The government is considering raising the limits on purchases of home loans by Fannie Mae and Freddie Mac to help ease a liquidity crunch in the mortgage market.
The federally chartered enterprises are the largest source of money for home loans, with combined portfolios of $1.4 trillion.
Alphonso R. Jackson, secretary of the Department of Housing and Urban Development, yesterday said he talked with Fannie Mae Chief Executive Officer Daniel Mudd and James Lockhart, director of the Office of Federal Housing Enterprise Oversight, about increasing Fannie”s mortgage purchases beyond the current $722.5 billion limit.
“I told him we will take it under advisement and give him an answer probably by [today],” the housing secretary told Bloomberg News.
Besides discussing an increase in overall mortgage holdings, Mr. Jackson said they discussed the possibility of allowing Fannie Mae and Freddie Mac to buy larger mortgages, or so-called “jumbo” loans, that exceed the federal cap of $417,000. Such jumbo loans are common in the Washington area, where house prices are more than twice the national average, but they are becoming increasingly hard to get.

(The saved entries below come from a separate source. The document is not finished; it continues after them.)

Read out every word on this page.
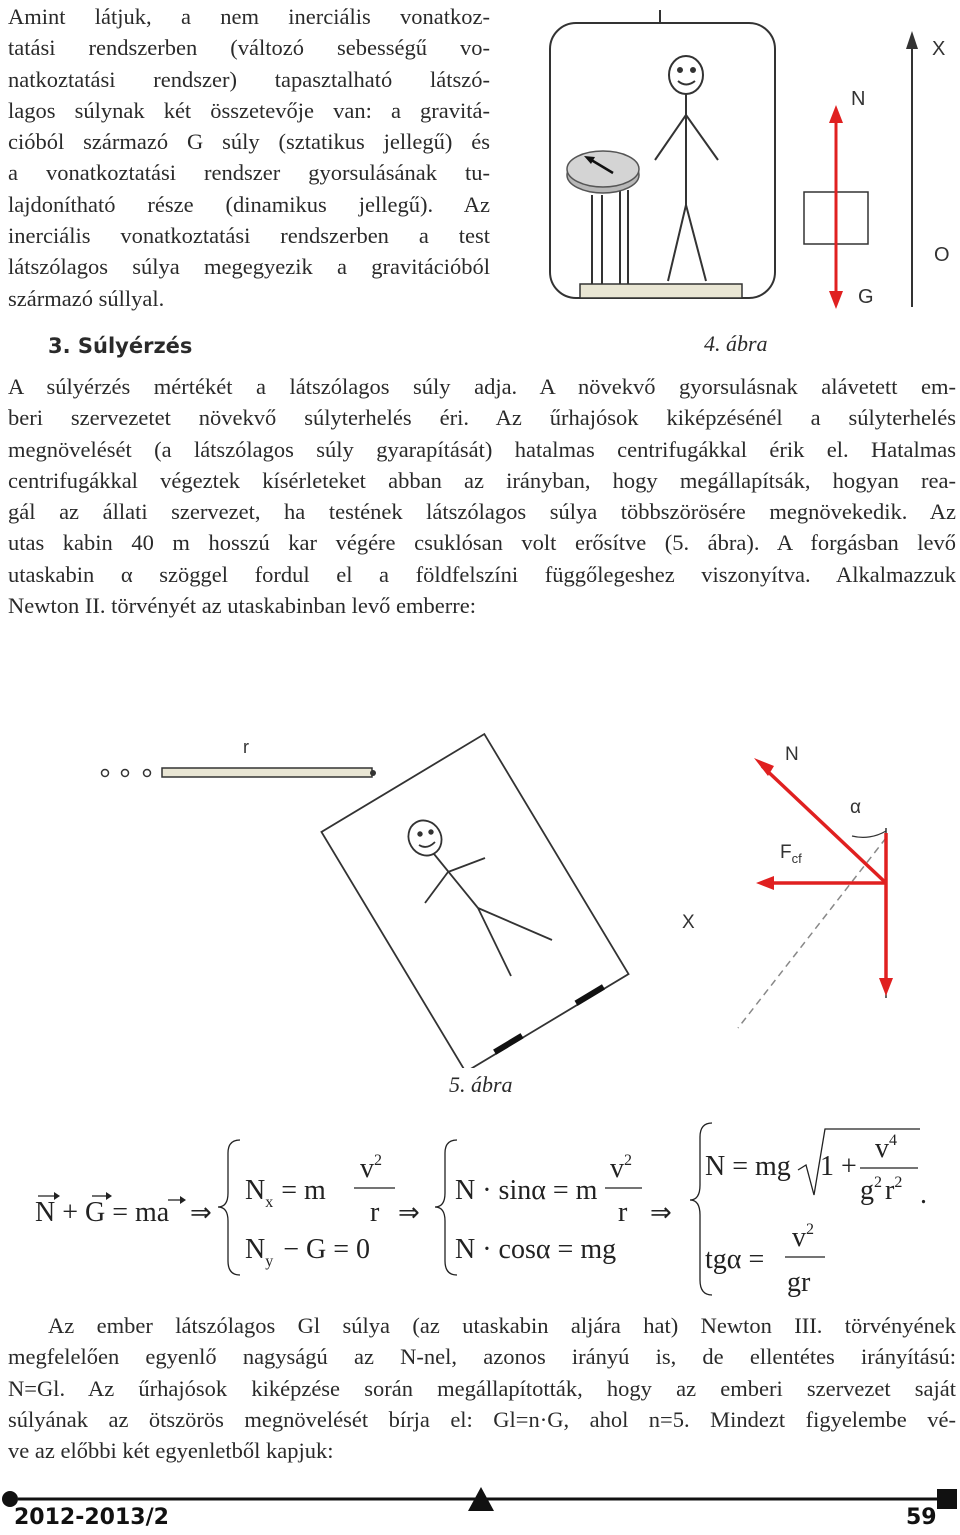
Amint látjuk, a nem inerciális vonatkoz-
tatási rendszerben (változó sebességű vo-
natkoztatási rendszer) tapasztalható látszó-
lagos súlynak két összetevője van: a gravitá-
cióból származó G súly (sztatikus jellegű) és
a vonatkoztatási rendszer gyorsulásának tu-
lajdonítható része (dinamikus jellegű). Az
inerciális vonatkoztatási rendszerben a test
látszólagos súlya megegyezik a gravitációból
származó súllyal.
3. Súlyérzés
X
N
O
G
4. ábra
A súlyérzés mértékét a látszólagos súly adja. A növekvő gyorsulásnak alávetett em-
beri szervezetet növekvő súlyterhelés éri. Az űrhajósok kiképzésénél a súlyterhelés
megnövelését (a látszólagos súly gyarapítását) hatalmas centrifugákkal érik el. Hatalmas
centrifugákkal végeztek kísérleteket abban az irányban, hogy megállapítsák, hogyan rea-
gál az állati szervezet, ha testének látszólagos súlya többszörösére megnövekedik. Az
utas kabin 40 m hosszú kar végére csuklósan volt erősítve (5. ábra). A forgásban levő
utaskabin α szöggel fordul el a földfelszíni függőlegeshez viszonyítva. Alkalmazzuk
Newton II. törvényét az utaskabinban levő emberre:
r	N
α
$F_{cf}$
X
5. ábra
N + G = ma ⇒
$N_x = m$
$v^2$
r
$N_y - G = 0$
⇒
N · sinα = m
$v^2$
r
N · cosα = mg
⇒
N = mg 1 +
$v^4$
$g^2$ $r^2$ .
tgα =
$v^2$
gr
Az ember látszólagos Gl súlya (az utaskabin aljára hat) Newton III. törvényének
megfelelően egyenlő nagyságú az N-nel, azonos irányú is, de ellentétes irányítású:
N=Gl. Az űrhajósok kiképzése során megállapították, hogy az emberi szervezet saját
súlyának az ötszörös megnövelését bírja el: Gl=n·G, ahol n=5. Mindezt figyelembe vé-
ve az előbbi két egyenletből kapjuk:
2012-2013/2	59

Banks typically sell home loans they originate to Fannie and Freddie — or, in the case of jumbo loans, they sell to private investors through Wall Street firms — to raise the funds they need to make more loans. But the widening credit crunch on Wall Street, precipitated by a surge in defaults, has caused investor interest in private mortgage securities to dry up.
The contagion on Wall Street so far has not spread to securities backed by Fannie and Freddie. Fannie and Freddie preserved their reputations for quality for the most part by staying out of the subprime fray. Under criticism from Congress and the administration, they were cutting back their mortgage purchases even while the private lending business was booming in the early 2000s.

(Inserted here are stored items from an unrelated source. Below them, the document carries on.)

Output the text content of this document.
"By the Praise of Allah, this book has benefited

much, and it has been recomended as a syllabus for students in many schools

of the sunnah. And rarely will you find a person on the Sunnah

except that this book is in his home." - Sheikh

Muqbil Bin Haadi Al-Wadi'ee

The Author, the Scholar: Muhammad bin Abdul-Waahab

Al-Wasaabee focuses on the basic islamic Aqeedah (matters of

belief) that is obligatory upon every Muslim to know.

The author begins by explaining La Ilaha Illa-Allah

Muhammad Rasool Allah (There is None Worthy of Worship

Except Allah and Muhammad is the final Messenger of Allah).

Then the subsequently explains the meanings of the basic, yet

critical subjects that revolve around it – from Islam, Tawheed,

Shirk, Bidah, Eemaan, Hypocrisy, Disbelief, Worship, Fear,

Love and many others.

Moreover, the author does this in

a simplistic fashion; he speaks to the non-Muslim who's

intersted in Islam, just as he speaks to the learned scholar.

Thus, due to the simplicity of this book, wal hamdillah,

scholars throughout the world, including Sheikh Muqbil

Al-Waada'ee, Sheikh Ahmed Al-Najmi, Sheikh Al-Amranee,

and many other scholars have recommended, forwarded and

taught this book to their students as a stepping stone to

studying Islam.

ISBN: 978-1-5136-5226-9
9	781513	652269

While the mortgage agencies would like to help alleviate the crisis brought on by bad lending practices in the private sector, they are limited by what they can do because of the stricter lending standards they follow — some of which are imposed by Congress. They are expected to uphold the strict new rules on exotic and subprime mortgages that, for example, prohibit combining undocumented loans with no down payments.
President Bush told reporters yesterday that his priority is ensuring that Fannie Mae and Freddie Mac complete the reforms they agreed to as part of a settlement for committing $11.3 billion in accounting errors. While stressing that his priority is for remediation at the companies, Mr. Bush did not reject the idea of raising the portfolio limits.

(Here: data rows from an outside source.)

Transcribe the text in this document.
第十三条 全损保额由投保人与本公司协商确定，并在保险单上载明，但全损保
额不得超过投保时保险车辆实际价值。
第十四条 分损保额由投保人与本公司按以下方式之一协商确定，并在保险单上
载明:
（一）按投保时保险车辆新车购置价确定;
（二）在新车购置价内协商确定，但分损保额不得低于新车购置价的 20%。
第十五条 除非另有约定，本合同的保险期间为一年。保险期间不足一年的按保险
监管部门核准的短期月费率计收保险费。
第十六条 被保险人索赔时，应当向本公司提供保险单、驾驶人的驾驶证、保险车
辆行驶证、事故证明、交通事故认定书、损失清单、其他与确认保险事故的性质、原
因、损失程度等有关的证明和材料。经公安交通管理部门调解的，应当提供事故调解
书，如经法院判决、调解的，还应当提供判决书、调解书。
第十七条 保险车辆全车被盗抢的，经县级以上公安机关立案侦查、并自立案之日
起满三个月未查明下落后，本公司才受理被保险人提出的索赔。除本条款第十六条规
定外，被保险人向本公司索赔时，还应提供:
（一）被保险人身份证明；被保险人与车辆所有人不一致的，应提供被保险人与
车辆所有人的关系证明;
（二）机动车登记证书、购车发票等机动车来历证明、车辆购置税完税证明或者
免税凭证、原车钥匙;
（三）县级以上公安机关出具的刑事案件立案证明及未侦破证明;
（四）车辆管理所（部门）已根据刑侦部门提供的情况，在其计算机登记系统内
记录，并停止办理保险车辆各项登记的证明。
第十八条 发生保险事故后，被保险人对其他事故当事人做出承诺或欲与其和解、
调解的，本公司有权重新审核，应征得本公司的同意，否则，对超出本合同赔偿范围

“First thing, we back is reforming these entities,” he said. “Let”s get them reformed first. Now is the time to get it done.”
The president”s remarks suggest that the administration is concerned that some opponents of reform at the agencies and in Congress will attempt to use the current crisis in the mortgage market to forestall the restructuring of Fannie Mae and Freddie Mac.
Senate Banking, Housing and Urban Affairs Committee Chairman Christopher J. Dodd, Connecticut Democrat, and Sen. Charles E. Schumer, New York Democrat, among other lawmakers, has asked regulators to loosen some restrictions on Fannie and Freddie and allow them to buy more loans.
“Regulators should consider devising an action plan to help prevent the spike in foreclosures that is anticipated and preserve liquidity in the secondary mortgage market,” Mr. Schumer wrote to Treasury Secretary Henry M. Paulson Jr., Federal Reserve Chairman Ben S. Bernanke and other regulators yesterday.
Mr. Schumer is particularly concerned about the sudden unavailability of jumbo mortgages, which are used frequently in New York, as they are in Washington, because the value of most houses exceeds the $417,000 threshold for jumbo loans.
“Nobody, including me, wants or expects the federal regulators to step in and lend a hand to the private-sector players who took risky gambles in the subprime market,” he said. “But when millions of Americans who have good credit now face the real possibility of not being able to purchase a home because of spillovers from the subprime market, we need the regulators to play a leadership role to preserve market liquidity and minimize the damage.”
Mr. Jackson said Fannie Mae and Freddie Mac “have a role” to play in reviving mortgage credit.
“Can they resolve the whole problem? No,” he said. “But I think they can help curb the problem to a point.”
Mortgage analysts agreed that Fannie Mae cannot entirely cure what”s ailing the mortgage markets.
Joshua Rosner, analyst with Graham Fisher, said “mass delusion” on Wall Street has led many investors to pray for a bailout, but the agencies will be unable to buy the most troubled loans in the sub-prime and “Alternative-A” categories where liquidity dried up. He added it would take an act of Congress for them to get into the jumbo loan business.